All it would take for AI to completely collapse is a ruling in the US saying these companies have to licence the content they used to train these tools.

They simply would never reach a sustainable business model if they had to fairly compensate all the people who wrote, drew, edited, sang or just created the content they use.

Simply being forced to respect attribution and licenses would kill them. Will that ruling ever happen? Maybe not. Should it? I think so.

@thelinuxEXP To play the devil's advocate a bit here, but people also learn in a similar way. You have to read to learn how to write. You have to listen to music to learn how to make your own, etc.

I think there are at least 2 main differences. The first one is that a human can only produce so much work on their own, while AI can mass produce.

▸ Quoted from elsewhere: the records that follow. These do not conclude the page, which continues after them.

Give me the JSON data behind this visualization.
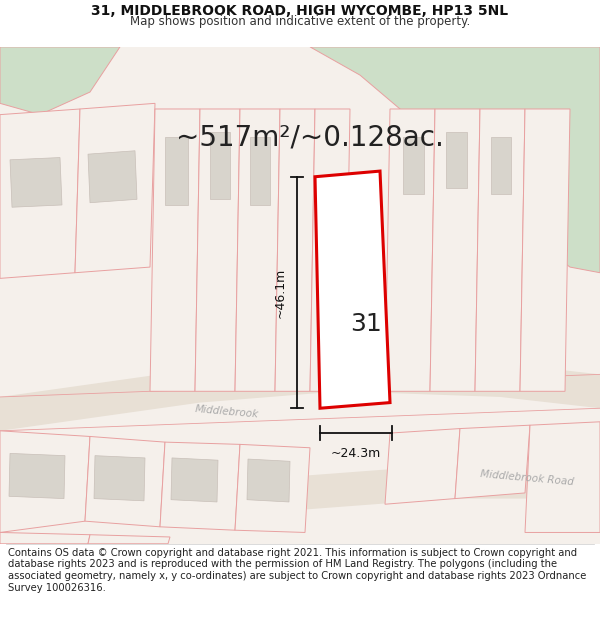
{
  "title_line1": "31, MIDDLEBROOK ROAD, HIGH WYCOMBE, HP13 5NL",
  "title_line2": "Map shows position and indicative extent of the property.",
  "area_text": "~517m²/~0.128ac.",
  "label_height": "~46.1m",
  "label_width": "~24.3m",
  "property_number": "31",
  "road_name1": "Middlebrook",
  "road_name2": "Middlebrook Road",
  "footer_text": "Contains OS data © Crown copyright and database right 2021. This information is subject to Crown copyright and database rights 2023 and is reproduced with the permission of HM Land Registry. The polygons (including the associated geometry, namely x, y co-ordinates) are subject to Crown copyright and database rights 2023 Ordnance Survey 100026316.",
  "bg_map": "#f5f0eb",
  "green_color": "#cddfc8",
  "property_fill": "#ffffff",
  "property_edge": "#dd0000",
  "parcel_fill": "#f5f0eb",
  "parcel_edge": "#e8a0a0",
  "building_fill": "#d8d4cc",
  "building_edge": "#c8bfb8",
  "road_fill": "#e8e0d5",
  "dim_color": "#111111",
  "text_color": "#333333",
  "road_text_color": "#aaaaaa",
  "title_fontsize": 10,
  "subtitle_fontsize": 8.5,
  "area_fontsize": 20,
  "dim_fontsize": 9,
  "number_fontsize": 18,
  "footer_fontsize": 7.2,
  "road_label_fontsize": 7.5
}
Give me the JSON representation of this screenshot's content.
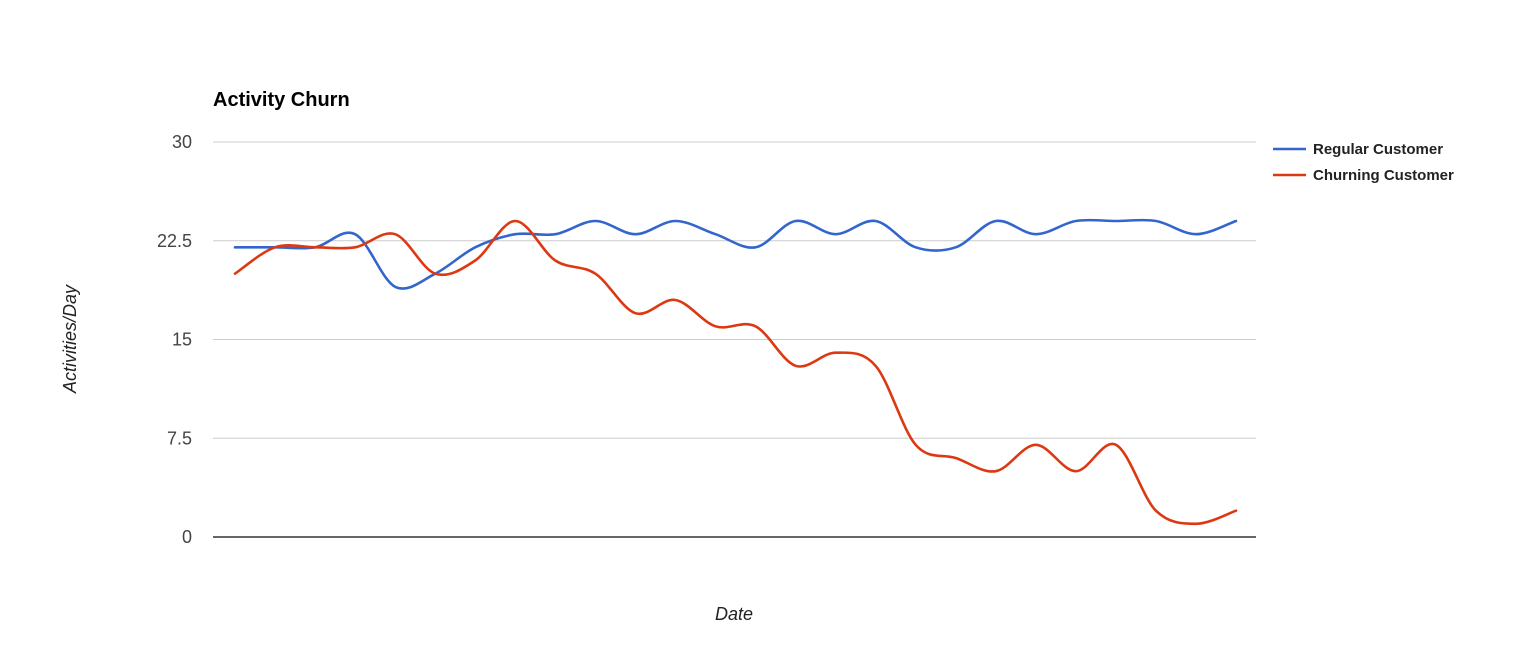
{
  "chart_data": {
    "type": "line",
    "title": "Activity Churn",
    "xlabel": "Date",
    "ylabel": "Activities/Day",
    "ylim": [
      0,
      30
    ],
    "yticks": [
      "30",
      "22.5",
      "15",
      "7.5",
      "0"
    ],
    "grid": true,
    "legend": "right",
    "x": [
      1,
      2,
      3,
      4,
      5,
      6,
      7,
      8,
      9,
      10,
      11,
      12,
      13,
      14,
      15,
      16,
      17,
      18,
      19,
      20,
      21,
      22,
      23,
      24,
      25,
      26
    ],
    "series": [
      {
        "name": "Regular Customer",
        "color": "#3366cc",
        "values": [
          22,
          22,
          22,
          23,
          19,
          20,
          22,
          23,
          23,
          24,
          23,
          24,
          23,
          22,
          24,
          23,
          24,
          22,
          22,
          24,
          23,
          24,
          24,
          24,
          23,
          24
        ]
      },
      {
        "name": "Churning Customer",
        "color": "#dc3912",
        "values": [
          20,
          22,
          22,
          22,
          23,
          20,
          21,
          24,
          21,
          20,
          17,
          18,
          16,
          16,
          13,
          14,
          13,
          7,
          6,
          5,
          7,
          5,
          7,
          2,
          1,
          2
        ]
      }
    ]
  }
}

@thelinuxEXP The other one how derivative the work is. This is hard to tell. A lot of the work that humans produce is derivative too. It's just that we don't normally publish most of it.

With AI somebody can craft an elaborate prompt to make the AI generate very derivative work and then publish it or claim that it's bad.

I'm not on the side of big tech here, but I want to point out that the question is more complex and more nuanced than just "copying is bad".

@ivt @thelinuxEXP i think there is also the fact that, as far as i know, no one has been able to prove ai has ever been creative. it does a whole lot of remixing, but it's not creation, as it's only imitating other art. humans do that too, but they have feelings and life experiences to add onto the art they imitate -- we're not making new songs based solely on previous songs we've heard!

@yukijoou @thelinuxEXP Creativity is hard to define and even harder to measure. I don't think it's suitable to base policy on that.

AI is one of the most dynamic fields right now. Things change in months. Basing policy on its current status (e.g. how it learns, or how it works) is also pointless.

My current thinking is that we should focus on what it produces and whether that is original, rather than on how it was trained.